La Liberté des savanes

Nous attendons la neige. C’est pour d’un jour à l’autre. La chatte grimpée dans le pommier miaule au soleil mourant, qui la dédaigne. Ciel pourpre au-dessus des pins, barre cuivrée à l’ouest, au ras de l’horizon une chamarrure de soufre. Les branches nues supplient, tout comme nos deux chaises qui gisent, leurs huit fers en l’air –il a venté à décorner les bœufs, toute la nuit. Un papillon s’efforce laborieusement d’émerger de son cocon, pendu à une branche du vinaigrier, tout froncé par le gel. Englué dans le suc de sa transformation, tremblant comme feuille au vent, il achève, hors saison, sa métamorphose. Un peu plus et je pourrais l’entendre battre des élytres dans son enveloppe de soie. Une libellule, tardive elle aussi, se pose sur mon épaule. Son abdomen du rouge-noir du sang séché vibre contre mon oreille, me bourdonnant je ne sais quel secret de toute première importance.
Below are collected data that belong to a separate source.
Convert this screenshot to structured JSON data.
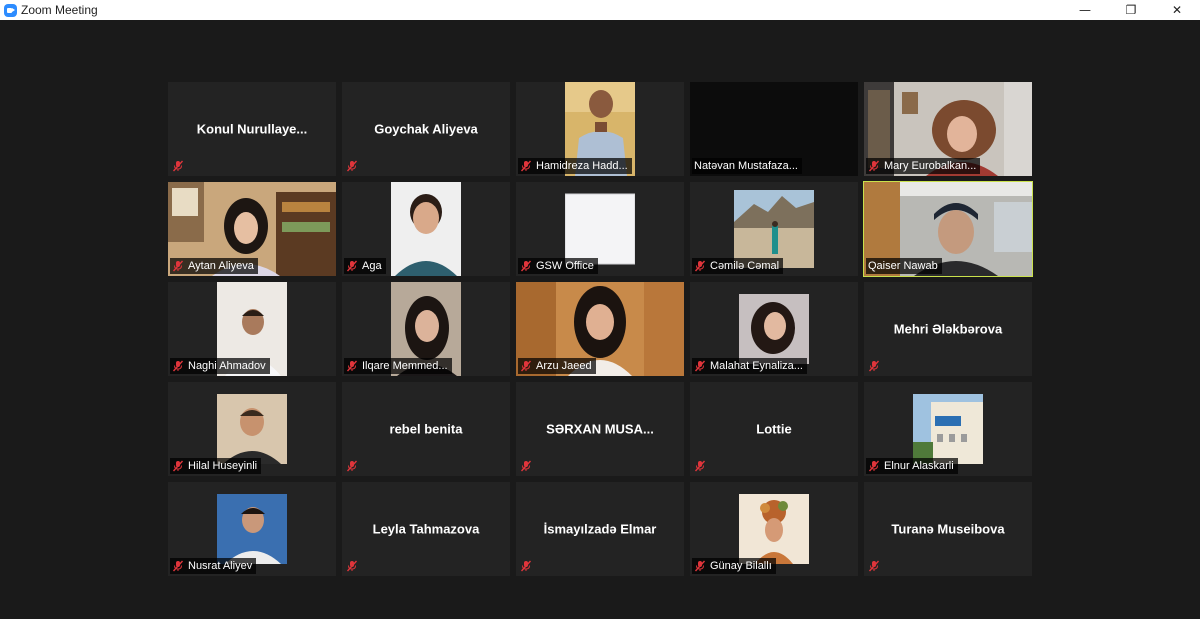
{
  "window": {
    "title": "Zoom Meeting",
    "controls": {
      "minimize": "—",
      "restore": "❐",
      "close": "✕"
    }
  },
  "colors": {
    "background": "#1a1a1a",
    "tile": "#232323",
    "active_speaker_border": "#c9e14c",
    "muted_icon": "#e0353b"
  },
  "participants": [
    {
      "name": "Konul  Nurullaye...",
      "video": false,
      "muted": true
    },
    {
      "name": "Goychak Aliyeva",
      "video": false,
      "muted": true
    },
    {
      "name": "Hamidreza Hadd...",
      "video": true,
      "muted": true
    },
    {
      "name": "Natəvan Mustafaza...",
      "video": true,
      "muted": false
    },
    {
      "name": "Mary Eurobalkan...",
      "video": true,
      "muted": true
    },
    {
      "name": "Aytan Aliyeva",
      "video": true,
      "muted": true
    },
    {
      "name": "Aga",
      "video": true,
      "muted": true
    },
    {
      "name": "GSW Office",
      "video": true,
      "muted": true
    },
    {
      "name": "Cəmilə Cəmal",
      "video": true,
      "muted": true
    },
    {
      "name": "Qaiser Nawab",
      "video": true,
      "muted": false,
      "active_speaker": true
    },
    {
      "name": "Naghi Ahmadov",
      "video": true,
      "muted": true
    },
    {
      "name": "Ilqare Memmed...",
      "video": true,
      "muted": true
    },
    {
      "name": "Arzu Jaeed",
      "video": true,
      "muted": true
    },
    {
      "name": "Malahat Eynaliza...",
      "video": true,
      "muted": true
    },
    {
      "name": "Mehri Ələkbərova",
      "video": false,
      "muted": true
    },
    {
      "name": "Hilal Huseyinli",
      "video": true,
      "muted": true
    },
    {
      "name": "rebel benita",
      "video": false,
      "muted": true
    },
    {
      "name": "SƏRXAN  MUSA...",
      "video": false,
      "muted": true
    },
    {
      "name": "Lottie",
      "video": false,
      "muted": true
    },
    {
      "name": "Elnur Alaskarli",
      "video": true,
      "muted": true
    },
    {
      "name": "Nusrat Aliyev",
      "video": true,
      "muted": true
    },
    {
      "name": "Leyla Tahmazova",
      "video": false,
      "muted": true
    },
    {
      "name": "İsmayılzadə Elmar",
      "video": false,
      "muted": true
    },
    {
      "name": "Günay Bilallı",
      "video": true,
      "muted": true
    },
    {
      "name": "Turanə Museibova",
      "video": false,
      "muted": true
    }
  ]
}
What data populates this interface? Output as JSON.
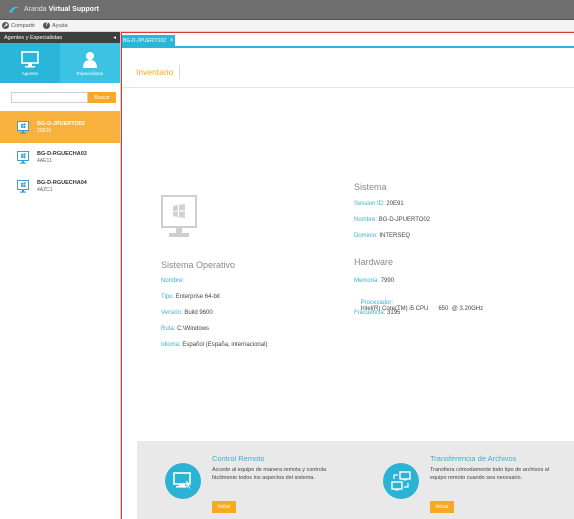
{
  "titlebar": {
    "brand": "Aranda",
    "product": "Virtual Support"
  },
  "menu": [
    {
      "label": "Compartir",
      "icon": "share-icon"
    },
    {
      "label": "Ayuda",
      "icon": "help-icon"
    }
  ],
  "sidebar": {
    "header": "Agentes y Especialistas",
    "collapse": "◂",
    "tabs": [
      {
        "label": "Agentes",
        "icon": "monitor-icon"
      },
      {
        "label": "Especialistas",
        "icon": "user-icon"
      }
    ],
    "search": {
      "placeholder": "",
      "button": "Buscar"
    },
    "agents": [
      {
        "name": "BG-D-JPUERTO02",
        "code": "20E91",
        "selected": true
      },
      {
        "name": "BG-D-RGUECHA03",
        "code": "4AE11",
        "selected": false
      },
      {
        "name": "BG-D-RGUECHA04",
        "code": "4AZC1",
        "selected": false
      }
    ]
  },
  "doc_tab": {
    "label": "BG-D-JPUERTO02",
    "close": "×"
  },
  "content": {
    "tab": "Inventario",
    "sistema": {
      "title": "Sistema",
      "rows": [
        {
          "k": "Session ID:",
          "v": "20E91"
        },
        {
          "k": "Nombre:",
          "v": "BG-D-JPUERTO02"
        },
        {
          "k": "Dominio:",
          "v": "INTERSEQ"
        }
      ]
    },
    "hardware": {
      "title": "Hardware",
      "rows": [
        {
          "k": "Memoria:",
          "v": "7990"
        },
        {
          "k": "Procesador:",
          "v": "Intel(R) Core(TM) i5 CPU      650  @ 3.20GHz"
        },
        {
          "k": "Frecuencia:",
          "v": "3195"
        }
      ]
    },
    "so": {
      "title": "Sistema Operativo",
      "rows": [
        {
          "k": "Nombre:",
          "v": ""
        },
        {
          "k": "Tipo:",
          "v": "Enterprise 64-bit"
        },
        {
          "k": "Versión:",
          "v": "Build 9600"
        },
        {
          "k": "Ruta:",
          "v": "C:\\Windows"
        },
        {
          "k": "Idioma:",
          "v": "Español (España, internacional)"
        }
      ]
    }
  },
  "features": [
    {
      "title": "Control Remoto",
      "desc": "Accede al equipo de manera remota y controla fácilmente todos los aspectos del sistema.",
      "button": "Iniciar",
      "icon": "remote-control-icon"
    },
    {
      "title": "Transferencia de Archivos",
      "desc": "Transfiera cómodamente todo tipo de archivos al equipo remoto cuando sea necesario.",
      "button": "Iniciar",
      "icon": "file-transfer-icon"
    }
  ]
}
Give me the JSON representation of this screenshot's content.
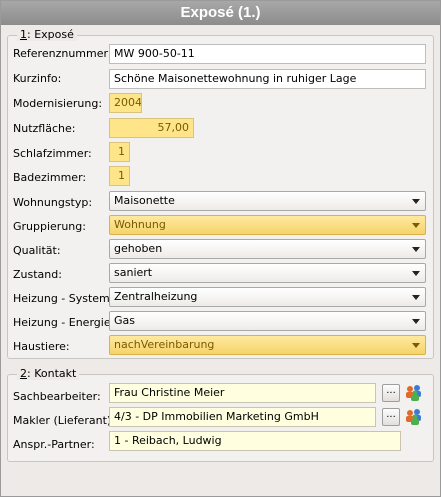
{
  "window": {
    "title": "Exposé (1.)"
  },
  "expose": {
    "group_number": "1",
    "group_title": ": Exposé",
    "referenznummer": {
      "label": "Referenznummer:",
      "value": "MW 900-50-11"
    },
    "kurzinfo": {
      "label": "Kurzinfo:",
      "value": "Schöne Maisonettewohnung in ruhiger Lage"
    },
    "modernisierung": {
      "label": "Modernisierung:",
      "value": "2004"
    },
    "nutzflaeche": {
      "label": "Nutzfläche:",
      "value": "57,00"
    },
    "schlafzimmer": {
      "label": "Schlafzimmer:",
      "value": "1"
    },
    "badezimmer": {
      "label": "Badezimmer:",
      "value": "1"
    },
    "wohnungstyp": {
      "label": "Wohnungstyp:",
      "value": "Maisonette"
    },
    "gruppierung": {
      "label": "Gruppierung:",
      "value": "Wohnung"
    },
    "qualitaet": {
      "label": "Qualität:",
      "value": "gehoben"
    },
    "zustand": {
      "label": "Zustand:",
      "value": "saniert"
    },
    "heizung_system": {
      "label": "Heizung - System:",
      "value": "Zentralheizung"
    },
    "heizung_energie": {
      "label": "Heizung - Energie:",
      "value": "Gas"
    },
    "haustiere": {
      "label": "Haustiere:",
      "value": "nachVereinbarung"
    }
  },
  "kontakt": {
    "group_number": "2",
    "group_title": ": Kontakt",
    "sachbearbeiter": {
      "label": "Sachbearbeiter:",
      "value": "Frau Christine Meier",
      "button": "..."
    },
    "makler": {
      "label": "Makler (Lieferant):",
      "value": "4/3 - DP Immobilien Marketing GmbH",
      "button": "..."
    },
    "ansprechpartner": {
      "label": "Anspr.-Partner:",
      "value": "1 - Reibach, Ludwig"
    }
  }
}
Dans son gros œil miroitant je m’aperçois: face longue, regard écarquillé, bouche grande ouverte. Contentement étonné, survie, prolongement inespéré. Le jardin est défunt, le lac, un miroir incendié. Déjà les grenouilles et les tortues dorment, enfoncées dans la boue. Les oies voyagent à plein ciel, jappant à la lune qui monte.La fine glace ciselée – losanges, étoiles, égratignures pareilles aux traces qu’y abandonnent les griffes de la chatte – reflète un ciel tout en lacis. Les nuages se déchirent, se rabibochent. Les arbres sont sectionnés par la lumière, leurs faîtes pointant à la fois le nord et le sud, leur dernier feuillage bronzé par le vieil or du soleil. Suis-je le seul témoin de l’expansion de l’univers? J’entends tirer mon chasseur. Son pick-up rutile, son pare-brise verglacé, au milieu du chemin qui mène à la pinède. Ses coups de carabine font s’écraser la chatte dans l’herbe, décamper les mésanges du cenellier. Il sortira du bois à la brunante, bredouille comme hier. Cette année, nos pommiers sauvages n’ont pas donné de fruits, le chevreuil est descendu vers le sud. Et il y a les coyotes en bandes nourries –on les entend, la nuit, iodler à la lune. Il haussera les épaules, sa carabine dans le coude du bras et me lancera:

—J’ai pas encore frappé, mais demain...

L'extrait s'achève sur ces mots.